The main process areas in steel production, explained in more detail below, are:
- The basic oxygen steel (BOS) process
- Secondary steel and concast
- Coke ovens
- Sinter production
- Iron production
Coke Oven Process
Coal is transformed into coke by an intense heating process, during which a mixture of high levels of the toxic and/or flammable gases carbon monoxide and hydrogen is produced. This gas mixture is used as fuel in other parts of the plant once other valuable but potentially harmful by-products such as ammonia, naphthalene and benzol have been removed and collected. The coke is cooled and passed to the blast furnace.
At the sinter plant, iron ore is crushed and blended, then mixed with limestone, coke, coal dust and water. A conveyor grate carries the mixture under a hood where a gas flame ignites the coke. This creates enough heat to melt the outside of the particles of material and create an iron rich clinker called sinter, which is sized and passed to the blast furnace. Gas hazards in sinter plants include unburned gas from burner flame-outs and oxygen depletion due to combustion.
Using coke as a fuel, very high temperatures are obtained by forcing hot air into a blast furnace (see diagram).
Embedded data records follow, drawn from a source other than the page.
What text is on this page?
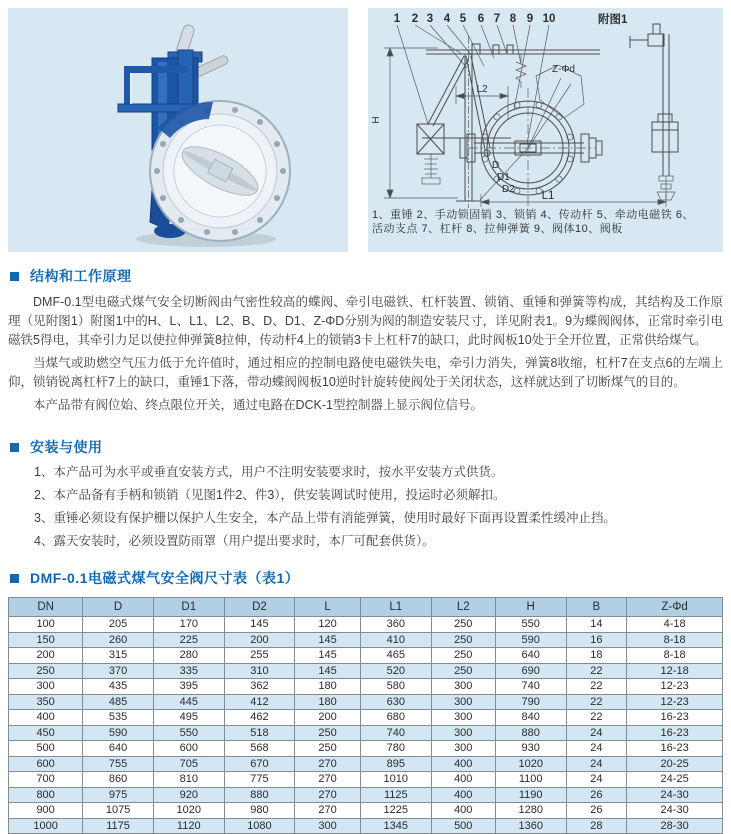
1 2 3 4 5 6 7 8 9 10	附图1
H
L2
D
D1
D2
Z-Φd
L1
1、重锤 2、手动锁固销 3、锁销 4、传动杆 5、牵动电磁铁 6、
活动支点 7、杠杆 8、拉伸弹簧 9、阀体10、阀板
结构和工作原理

DMF-0.1型电磁式煤气安全切断阀由气密性较高的蝶阀、牵引电磁铁、杠杆装置、锁销、重锤和弹簧等构成，其结构及工作原理（见附图1）附图1中的H、L、L1、L2、B、D、D1、Z-ΦD分别为阀的制造安装尺寸，详见附表1。9为蝶阀阀体，正常时牵引电磁铁5得电，其牵引力足以使拉伸弹簧8拉伸，传动杆4上的锁销3卡上杠杆7的缺口，此时阀板10处于全开位置，正常供给煤气。

当煤气或助燃空气压力低于允许值时，通过相应的控制电路使电磁铁失电，牵引力消失，弹簧8收缩，杠杆7在支点6的左端上仰，锁销锐离杠杆7上的缺口，重锤1下落，带动蝶阀阀板10逆时针旋转使阀处于关闭状态，这样就达到了切断煤气的目的。

本产品带有阀位始、终点限位开关，通过电路在DCK-1型控制器上显示阀位信号。

安装与使用
1、本产品可为水平或垂直安装方式，用户不注明安装要求时，按水平安装方式供货。
2、本产品备有手柄和锁销（见图1件2、件3），供安装调试时使用，投运时必须解扣。
3、重锤必须设有保护栅以保护人生安全，本产品上带有消能弹簧，使用时最好下面再设置柔性缓冲止挡。
4、露天安装时，必须设置防雨罩（用户提出要求时，本厂可配套供货）。
DMF-0.1电磁式煤气安全阀尺寸表（表1）
DN	D	D1	D2	L	L1	L2	H	B	Z-Φd
100	205	170	145	120	360	250	550	14	4-18
150	260	225	200	145	410	250	590	16	8-18
200	315	280	255	145	465	250	640	18	8-18
250	370	335	310	145	520	250	690	22	12-18
300	435	395	362	180	580	300	740	22	12-23
350	485	445	412	180	630	300	790	22	12-23
400	535	495	462	200	680	300	840	22	16-23
450	590	550	518	250	740	300	880	24	16-23
500	640	600	568	250	780	300	930	24	16-23
600	755	705	670	270	895	400	1020	24	20-25
700	860	810	775	270	1010	400	1100	24	24-25
800	975	920	880	270	1125	400	1190	26	24-30
900	1075	1020	980	270	1225	400	1280	26	24-30
1000	1175	1120	1080	300	1345	500	1360	28	28-30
As well as iron ore and coke, limestone is added to help separate impurities called gangule from the molten iron by combining with them to form a liquid slag that can be skimmed from its surface. A blast furnace produces a great deal of hot, dusty, toxic and flammable gas consisting of carbon monoxide with some hydrogen - the dust is removed and the clean gas stored for re-use.
Basic Oxygen Steel (BOS) Plant
Iron is converted into steel by removing impurities, most commonly via the Basic Oxygen Steel (BOS) process. Molten iron (‘hot metal’) is poured into an egg shaped steelmaking converter mounted on pivots so that it can be rotated. A long water-cooled ‘lance’ is lowered into the converter and pure oxygen blown through it. The oxygen combines with carbon and other elements eliminating some impurities while added lime reacts with others to form a slag. The carbon leaves the converter as carbon monoxide gas, which is cleaned and reused as a fuel or burned off. Nitrogen and argon may then be added for further refining before the steel is passed for secondary steel making or continuous casting. Gas hazards therefore include those associated with enriched oxygen, carbon monoxide and the oxygen depleting effects of nitrogen and argon.
Secondary Steel and Concast
The steel is given one or more extra treatments depending on the grade of steel required. These stages include ladle stirring with argon or nitrogen and vacuum degassing. These processes reduce unwanted gases such as those of sulphur and carbon to very low levels.
The steel is passed to a concast machine where it is fed into water-cooled moulds to solidify. When solid, it is cut into slabs and passed to the hot mill for re-heating to 1,300°C. Once re-heated it is rolled into strips. These processes present hazards of oxygen depletion, toxic sulphur or carbon derived gases and flammable risks from reheat burner flame-outs.
Such very harsh environments necessitate rugged and reliable protection - Crowcon’s advanced technologies deliver a range of products suited to this task. For example, robust carbon monoxide (CO) sensors can withstand temporary exposure to very high gas levels, ensuring long-term operation of fixed and portable detectors. Similarly, Crowcon’s fixed-point gas detectors and control systems are easy to use and integrate into existing control systems on older plants.
Robust design and ease of use applies equally to Crowcon portables. Led by Gasman and Tetra 3; enhanced by special dust filters and high resistance to RFI (Radio Frequency Interference) fields from Electric Arc Furnaces (often on-site for reheating scrap metal), Crowcon single and multigas detectors are trusted by steel industry users around the world.
Crowcon’s steel industry products and services are supported around the globe by its regional support centres and a mature network of experienced distributors.